The workflow in SPSS Modeler is built around the Cross-Industry Standard Process for Data Mining (CRISP-DM) methodology. This methodology embeds your work in SPSS Modeler in a larger project with several phases. The phases were you work in SPSS Modeler use projects to manage your work and assets.
Phases for data mining
The CRISP-DM methodology has the following phases.
- Business understanding
- During this phase, try to gain as much insight as possible into the business
goals for data mining.
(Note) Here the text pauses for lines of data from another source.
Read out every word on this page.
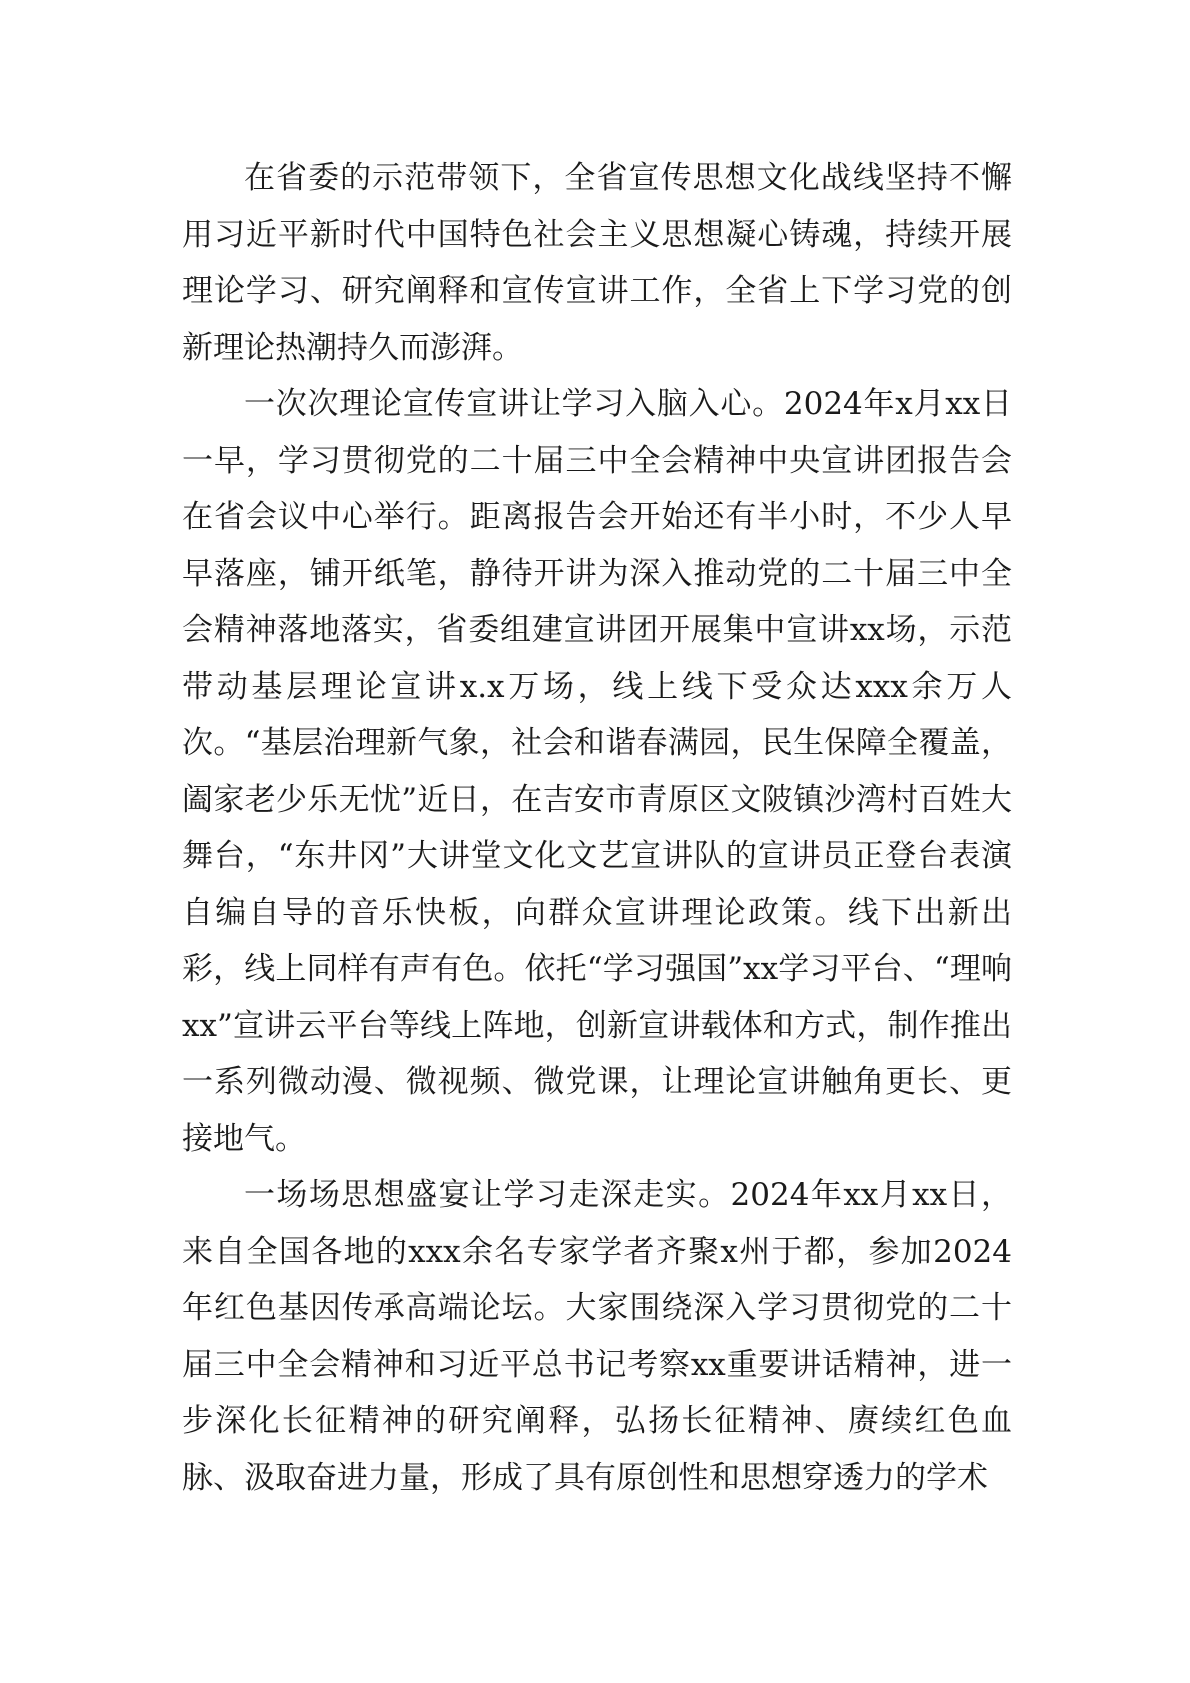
在省委的示范带领下，全省宣传思想文化战线坚持不懈用习近平新时代中国特色社会主义思想凝心铸魂，持续开展理论学习、研究阐释和宣传宣讲工作，全省上下学习党的创新理论热潮持久而澎湃。

一次次理论宣传宣讲让学习入脑入心。2024年x月xx日一早，学习贯彻党的二十届三中全会精神中央宣讲团报告会在省会议中心举行。距离报告会开始还有半小时，不少人早早落座，铺开纸笔，静待开讲为深入推动党的二十届三中全会精神落地落实，省委组建宣讲团开展集中宣讲xx场，示范带动基层理论宣讲x.x万场，线上线下受众达xxx余万人次。“基层治理新气象，社会和谐春满园，民生保障全覆盖，阖家老少乐无忧”近日，在吉安市青原区文陂镇沙湾村百姓大舞台，“东井冈”大讲堂文化文艺宣讲队的宣讲员正登台表演自编自导的音乐快板，向群众宣讲理论政策。线下出新出彩，线上同样有声有色。依托“学习强国”xx学习平台、“理响xx”宣讲云平台等线上阵地，创新宣讲载体和方式，制作推出一系列微动漫、微视频、微党课，让理论宣讲触角更长、更接地气。

一场场思想盛宴让学习走深走实。2024年xx月xx日，来自全国各地的xxx余名专家学者齐聚x州于都，参加2024年红色基因传承高端论坛。大家围绕深入学习贯彻党的二十届三中全会精神和习近平总书记考察xx重要讲话精神，进一步深化长征精神的研究阐释，弘扬长征精神、赓续红色血脉、汲取奋进力量，形成了具有原创性和思想穿透力的学术
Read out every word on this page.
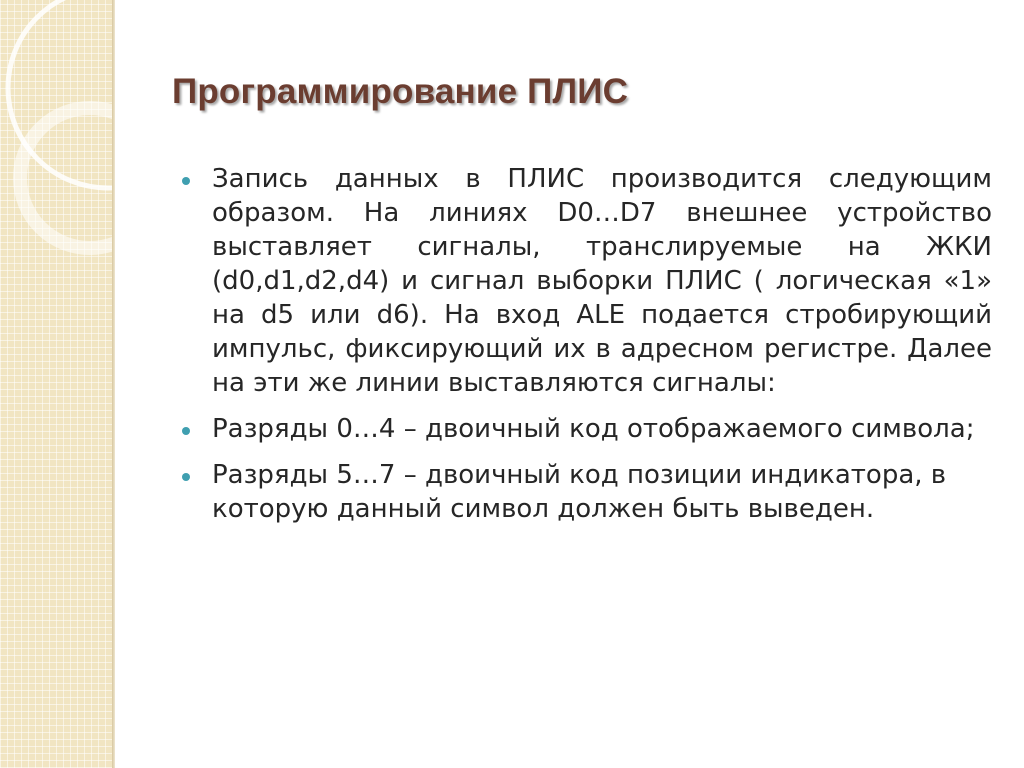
Программирование ПЛИС
Запись данных в ПЛИС производится следующим образом. На линиях D0…D7 внешнее устройство выставляет сигналы, транслируемые на ЖКИ (d0,d1,d2,d4) и сигнал выборки ПЛИС ( логическая «1» на d5 или d6). На вход ALE подается стробирующий импульс, фиксирующий их в адресном регистре. Далее на эти же линии выставляются сигналы:
Разряды 0…4 – двоичный код отображаемого символа;
Разряды 5…7 – двоичный код позиции индикатора, в которую данный символ должен быть выведен.
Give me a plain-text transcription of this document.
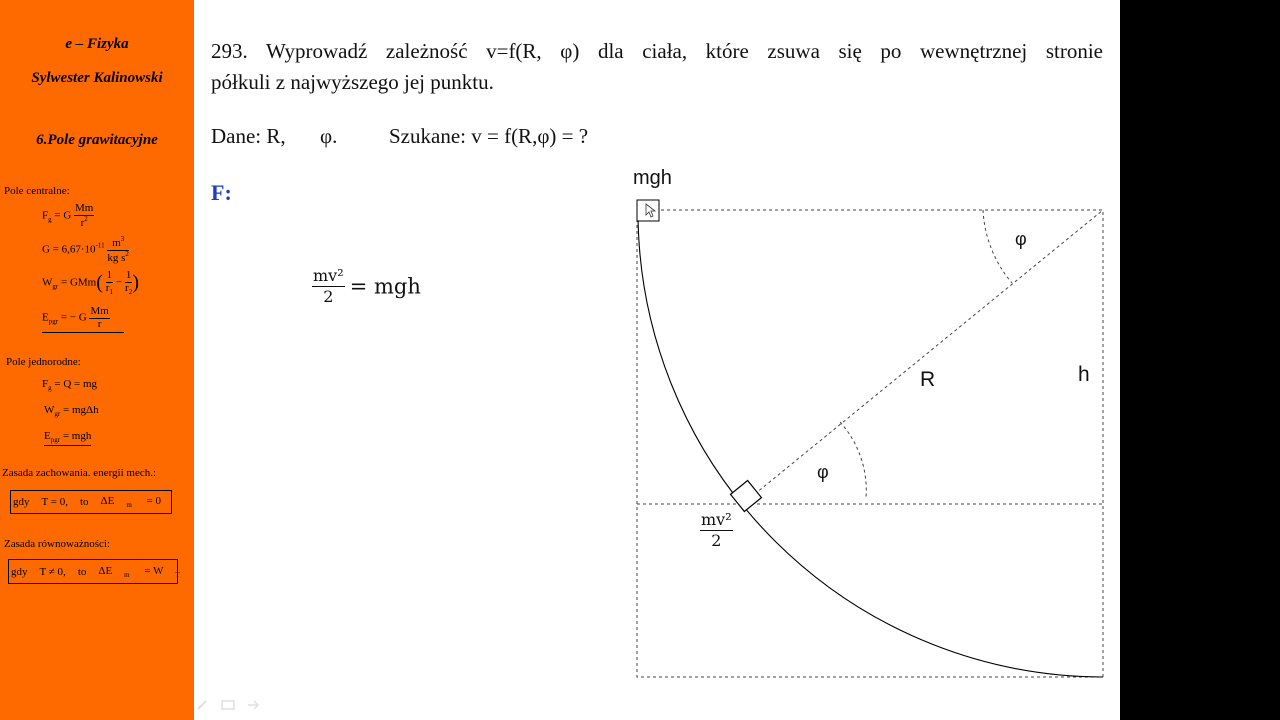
e – Fizyka
Sylwester Kalinowski
6.Pole grawitacyjne
Pole centralne:
$F_g = G \frac{Mm}{r^2}$
$G = 6,67\cdot 10^{-11} \frac{m^3}{kg s^2}$
$W_{gr} = GMm( \frac{1}{r_1} - \frac{1}{r_2}$ )
$E_{pgr}$ = − G $\frac{Mm}{r}$
Pole jednorodne:
$F_g = Q$ = mg
$W_{gr} = mg\Delta h$
$E_{pgr}$ = mgh
Zasada zachowania. energii mech.:
gdy T = 0, to ΔE $_m$ = 0
Zasada równoważności:
gdy T ≠ 0, to ΔE $_m$ = W $_T$
293. Wyprowadź zależność v=f(R, φ) dla ciała, które zsuwa się po wewnętrznej stronie
półkuli z najwyższego jej punktu.
Dane: R, φ. Szukane: v = f(R,φ) = ?
F:
$\frac{\text{mv²}}{2}$ = mgh
mgh
φ
R	h
φ
$\frac{\text{mv²}}{2}$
Meet with stakeholders and determine how your work
with SPSS Modeler addresses business objectives
or problems.
For more information, see Understanding and preparing data.
- Data understanding
- You need to collect and understand your data before you build flows in
SPSS Modeler. Take the time to understand
the data structure, relationships, and patterns in your data.
For more information, see Understanding and preparing data.
- Data preparation
- You need to prepare your data before you train models in SPSS Modeler. Take the time to process your data so
that it is optimized for use in data mining.
For more information, see Understanding and preparing data.
- Modeling
- Build SPSS Modeler flows to explore your data,
try different models, and investigate relationships to find useful
information.
For more information, see Building flows and models.
- Deployment
-
After you build and train a predictive model, you can promote it to watsonx.ai Runtime if you have the watsonx.ai Runtime service.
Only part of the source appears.